The Waikiki War Memorial Natatorium opened on August 24, 1927, the birthday of Hawai‘i’s legendary Duke Kahanamoku. The Duke celebrated his birthday during the opening ceremony by diving in the pool for a memorial lap to a capacity crowd of 7000 cheering admirers that included the who’s who of Hawai‘i.
The Natatorium is a treasured memorial honoring those from Hawai‘i who died in the First World War. It was a storied venue for Olympic swimmers of the period and a popular gathering place for families, celebrity visitors, and hundreds of children like myself who spent hours swimming, jumping from the diving towers, or playing tag up and down the bleachers. It was a joyful place.
But, the late fifties and sixties were not kind years as city resources for maintenance slowed to a crawl. The last recorded budget approval for maintenance was in 1949. Following 30 years of neglect it closed in 1979 and was politically abandoned to further deterioration. So, it sat and crumbled.
In 1986, while serving as chair of the House of Representatives Committee on Ocean and Marine Resources, I met Joan Sheeran, president of the then fledgling Friends of the Natatorium. Joan was lobbying the legislature to fund the planning and design of a fully restored Natatorium. While I was immediately captured, I expected a steep climb to secure the substantial amount of funding it would take. Meanwhile, Joan had also reached out to Maui Senator Mamoru Yamasaki who chaired the Senate Committee on Ways and Means. She convinced him to support the idea and my mood shifted from cautious optimism to strong possibility. We then got a huge boost when William Paty, decorated veteran of World War II, who was Director of the Board of Land and Natural Resources weighed in with his support, which then drew Governor John Waihee into the yes column.
The result was a $1.8 million legislative appropriation to plan and design a full restoration. To our delight Mayor Jeremy Harris jumped in with both feet and got the City Council to budget approximately $15 million for the project. The city then completed the first phase, restoring the façade and bleacher sections. Things were moving along with great anticipation.
Then it all came to a halt when Mayor Mufi Hanneman, who succeeded Harris, surprised everyone by not only halting the restoration but stripping the city budget of all restoration funds. More egregiously, a city task force convened to consider options to restoration, after a contentious set of hearings, officially recommended demolition. So, after 90 years, fifteen Mayors, and sixteen Governors, the War Memorial continues to crumble.
The idea of demolishing the Natatorium ranks up there with the attempts to demolish Iolani Palace and the Royal Hawaiian Hotel.

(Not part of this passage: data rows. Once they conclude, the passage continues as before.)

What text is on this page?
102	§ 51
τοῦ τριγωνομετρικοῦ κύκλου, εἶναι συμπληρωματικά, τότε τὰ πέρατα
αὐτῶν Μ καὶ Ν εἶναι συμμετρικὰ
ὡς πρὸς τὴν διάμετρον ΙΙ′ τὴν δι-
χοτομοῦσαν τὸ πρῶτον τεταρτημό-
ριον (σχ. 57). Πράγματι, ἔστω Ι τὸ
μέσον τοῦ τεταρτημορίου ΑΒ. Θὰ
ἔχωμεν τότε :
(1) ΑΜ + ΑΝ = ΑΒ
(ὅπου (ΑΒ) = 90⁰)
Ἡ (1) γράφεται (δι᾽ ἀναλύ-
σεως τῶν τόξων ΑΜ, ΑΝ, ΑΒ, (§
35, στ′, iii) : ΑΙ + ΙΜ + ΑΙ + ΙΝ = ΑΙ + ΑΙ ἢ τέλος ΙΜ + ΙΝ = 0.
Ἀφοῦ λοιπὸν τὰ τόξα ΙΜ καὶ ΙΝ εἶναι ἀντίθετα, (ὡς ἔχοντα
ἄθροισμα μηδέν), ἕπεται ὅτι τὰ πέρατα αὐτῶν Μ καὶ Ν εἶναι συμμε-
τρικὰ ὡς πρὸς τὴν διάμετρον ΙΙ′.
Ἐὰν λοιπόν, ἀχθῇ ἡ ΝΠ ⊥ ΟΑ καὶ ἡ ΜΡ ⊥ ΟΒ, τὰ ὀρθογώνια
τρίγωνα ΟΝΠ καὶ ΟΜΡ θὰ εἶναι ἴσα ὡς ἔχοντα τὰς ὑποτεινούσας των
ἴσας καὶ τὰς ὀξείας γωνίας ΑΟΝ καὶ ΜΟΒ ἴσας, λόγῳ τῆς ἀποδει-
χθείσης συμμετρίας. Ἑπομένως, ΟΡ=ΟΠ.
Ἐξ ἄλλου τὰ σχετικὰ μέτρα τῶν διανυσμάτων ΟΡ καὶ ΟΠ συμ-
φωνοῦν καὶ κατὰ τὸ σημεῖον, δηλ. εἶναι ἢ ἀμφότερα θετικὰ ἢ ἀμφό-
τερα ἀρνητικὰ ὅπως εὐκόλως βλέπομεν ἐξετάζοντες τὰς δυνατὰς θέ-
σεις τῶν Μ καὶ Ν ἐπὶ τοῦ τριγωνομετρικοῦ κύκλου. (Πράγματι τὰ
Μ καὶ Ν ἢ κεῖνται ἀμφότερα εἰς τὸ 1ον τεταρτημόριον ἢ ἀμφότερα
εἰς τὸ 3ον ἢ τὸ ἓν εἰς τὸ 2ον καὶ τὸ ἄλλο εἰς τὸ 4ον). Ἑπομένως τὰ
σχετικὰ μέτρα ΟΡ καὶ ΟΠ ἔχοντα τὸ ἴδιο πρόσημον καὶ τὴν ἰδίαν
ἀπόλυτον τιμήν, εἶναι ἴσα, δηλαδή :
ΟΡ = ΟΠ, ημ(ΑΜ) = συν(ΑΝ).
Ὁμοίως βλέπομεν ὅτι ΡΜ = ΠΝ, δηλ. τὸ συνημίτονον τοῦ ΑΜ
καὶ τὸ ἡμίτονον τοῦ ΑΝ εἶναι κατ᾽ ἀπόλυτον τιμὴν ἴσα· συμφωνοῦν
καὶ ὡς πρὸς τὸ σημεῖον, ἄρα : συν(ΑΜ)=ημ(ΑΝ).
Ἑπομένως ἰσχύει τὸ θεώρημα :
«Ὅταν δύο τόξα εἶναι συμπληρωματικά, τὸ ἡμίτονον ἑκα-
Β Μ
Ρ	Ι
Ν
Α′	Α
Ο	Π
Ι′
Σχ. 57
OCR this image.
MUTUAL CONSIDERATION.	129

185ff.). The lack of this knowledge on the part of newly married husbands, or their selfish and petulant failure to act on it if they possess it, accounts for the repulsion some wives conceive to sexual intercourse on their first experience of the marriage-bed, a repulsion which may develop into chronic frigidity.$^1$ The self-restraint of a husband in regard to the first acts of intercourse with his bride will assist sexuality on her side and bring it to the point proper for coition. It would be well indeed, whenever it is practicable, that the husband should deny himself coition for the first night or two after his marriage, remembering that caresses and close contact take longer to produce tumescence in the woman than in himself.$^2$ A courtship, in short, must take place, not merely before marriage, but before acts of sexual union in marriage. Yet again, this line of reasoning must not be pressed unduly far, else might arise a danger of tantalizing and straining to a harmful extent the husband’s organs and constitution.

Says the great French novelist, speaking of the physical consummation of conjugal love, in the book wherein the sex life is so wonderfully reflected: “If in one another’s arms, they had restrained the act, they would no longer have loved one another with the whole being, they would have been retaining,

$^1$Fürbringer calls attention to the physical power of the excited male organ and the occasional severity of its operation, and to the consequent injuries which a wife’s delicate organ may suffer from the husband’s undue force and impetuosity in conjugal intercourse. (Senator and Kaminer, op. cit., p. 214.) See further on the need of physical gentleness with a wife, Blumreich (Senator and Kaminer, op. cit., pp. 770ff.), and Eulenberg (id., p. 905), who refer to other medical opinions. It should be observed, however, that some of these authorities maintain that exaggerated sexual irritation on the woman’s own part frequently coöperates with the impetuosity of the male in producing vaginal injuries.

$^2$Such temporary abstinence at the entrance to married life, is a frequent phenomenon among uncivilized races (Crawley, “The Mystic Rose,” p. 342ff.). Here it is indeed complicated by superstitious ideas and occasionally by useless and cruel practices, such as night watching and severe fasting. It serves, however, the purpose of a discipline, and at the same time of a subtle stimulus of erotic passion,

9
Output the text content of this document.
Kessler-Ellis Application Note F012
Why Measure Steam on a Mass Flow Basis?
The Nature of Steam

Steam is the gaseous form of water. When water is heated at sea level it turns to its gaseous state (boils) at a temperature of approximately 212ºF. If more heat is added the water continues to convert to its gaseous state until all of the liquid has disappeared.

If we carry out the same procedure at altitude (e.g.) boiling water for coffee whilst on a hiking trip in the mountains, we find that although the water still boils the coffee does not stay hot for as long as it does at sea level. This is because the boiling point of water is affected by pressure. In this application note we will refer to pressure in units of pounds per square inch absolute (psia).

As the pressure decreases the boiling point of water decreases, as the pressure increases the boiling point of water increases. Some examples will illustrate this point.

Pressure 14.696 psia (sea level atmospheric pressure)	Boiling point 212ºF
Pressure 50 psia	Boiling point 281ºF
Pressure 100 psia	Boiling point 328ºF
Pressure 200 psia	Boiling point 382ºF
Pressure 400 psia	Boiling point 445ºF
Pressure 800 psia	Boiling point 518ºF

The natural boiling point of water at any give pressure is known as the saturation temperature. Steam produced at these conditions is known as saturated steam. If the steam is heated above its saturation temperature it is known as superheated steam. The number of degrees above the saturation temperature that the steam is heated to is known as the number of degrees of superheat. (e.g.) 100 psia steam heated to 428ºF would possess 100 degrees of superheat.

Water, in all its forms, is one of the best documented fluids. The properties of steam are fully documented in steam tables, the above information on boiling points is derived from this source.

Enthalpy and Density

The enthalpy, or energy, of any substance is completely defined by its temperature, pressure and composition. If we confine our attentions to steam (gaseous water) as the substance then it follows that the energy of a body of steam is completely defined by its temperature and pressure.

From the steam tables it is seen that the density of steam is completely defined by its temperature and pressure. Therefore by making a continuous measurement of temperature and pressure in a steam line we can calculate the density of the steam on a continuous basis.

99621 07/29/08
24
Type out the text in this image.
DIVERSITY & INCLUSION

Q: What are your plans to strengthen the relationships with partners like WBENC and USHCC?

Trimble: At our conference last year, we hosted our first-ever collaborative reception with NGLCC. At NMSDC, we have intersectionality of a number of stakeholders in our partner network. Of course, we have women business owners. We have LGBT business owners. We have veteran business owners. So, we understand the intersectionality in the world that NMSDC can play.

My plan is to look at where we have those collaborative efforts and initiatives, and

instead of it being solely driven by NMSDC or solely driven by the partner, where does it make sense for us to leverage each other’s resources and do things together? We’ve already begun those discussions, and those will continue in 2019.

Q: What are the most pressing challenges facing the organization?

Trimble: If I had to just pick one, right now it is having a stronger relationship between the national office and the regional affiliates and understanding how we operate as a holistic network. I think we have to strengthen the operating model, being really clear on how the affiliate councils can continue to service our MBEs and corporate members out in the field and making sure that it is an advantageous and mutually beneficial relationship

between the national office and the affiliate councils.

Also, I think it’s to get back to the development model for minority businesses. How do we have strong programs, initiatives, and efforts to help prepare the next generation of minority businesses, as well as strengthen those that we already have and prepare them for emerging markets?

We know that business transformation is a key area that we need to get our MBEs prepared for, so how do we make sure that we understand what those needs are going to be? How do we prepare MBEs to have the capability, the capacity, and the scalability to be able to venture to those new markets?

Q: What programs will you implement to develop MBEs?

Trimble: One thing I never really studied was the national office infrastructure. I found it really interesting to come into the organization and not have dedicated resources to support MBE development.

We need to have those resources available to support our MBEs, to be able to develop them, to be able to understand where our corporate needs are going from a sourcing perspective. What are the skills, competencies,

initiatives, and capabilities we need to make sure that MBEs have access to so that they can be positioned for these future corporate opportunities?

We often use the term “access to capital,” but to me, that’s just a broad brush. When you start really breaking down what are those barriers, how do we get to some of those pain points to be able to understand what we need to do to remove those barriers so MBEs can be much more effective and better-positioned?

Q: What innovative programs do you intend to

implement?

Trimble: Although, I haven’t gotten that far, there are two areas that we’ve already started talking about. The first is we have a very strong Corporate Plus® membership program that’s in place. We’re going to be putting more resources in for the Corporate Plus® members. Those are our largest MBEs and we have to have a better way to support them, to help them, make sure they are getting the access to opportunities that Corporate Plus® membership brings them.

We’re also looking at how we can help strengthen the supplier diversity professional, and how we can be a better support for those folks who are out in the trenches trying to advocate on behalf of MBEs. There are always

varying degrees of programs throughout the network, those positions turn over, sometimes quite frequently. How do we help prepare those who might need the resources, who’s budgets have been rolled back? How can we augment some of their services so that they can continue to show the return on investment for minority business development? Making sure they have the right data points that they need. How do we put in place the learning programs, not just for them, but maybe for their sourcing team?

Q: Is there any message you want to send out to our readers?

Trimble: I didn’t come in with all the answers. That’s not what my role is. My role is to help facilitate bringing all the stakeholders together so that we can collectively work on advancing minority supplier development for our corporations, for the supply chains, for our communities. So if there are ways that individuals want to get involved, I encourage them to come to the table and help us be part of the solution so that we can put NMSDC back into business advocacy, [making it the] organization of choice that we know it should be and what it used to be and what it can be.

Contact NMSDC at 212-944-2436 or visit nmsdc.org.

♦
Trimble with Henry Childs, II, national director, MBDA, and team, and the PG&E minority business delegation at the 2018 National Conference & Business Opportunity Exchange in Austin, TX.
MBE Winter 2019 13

But, a glimmer of hope surfaced over the holidays when Mayor Kirk Caldwell seemed to signal that the restoration scenario may be back on the table. I think the Mayor is inclined to do the right thing and weigh in on the side of public morality, preserving community history, and keeping our promise to continue honoring those who served in the Great War.
The Waikiki War Memorial Natatorium is on both the National and State Registers of Historic Places and has been declared a National Treasure by the National Trust for Historic Preservation. It is the last of the great historic treasures of the Waikiki shoreline.
And, as for Joan Sheeran, the first president of the Friends of the Natatorium, who walked into my office in 1986 and brought this to my attention…we will be celebrating our 30th wedding anniversary on January 11.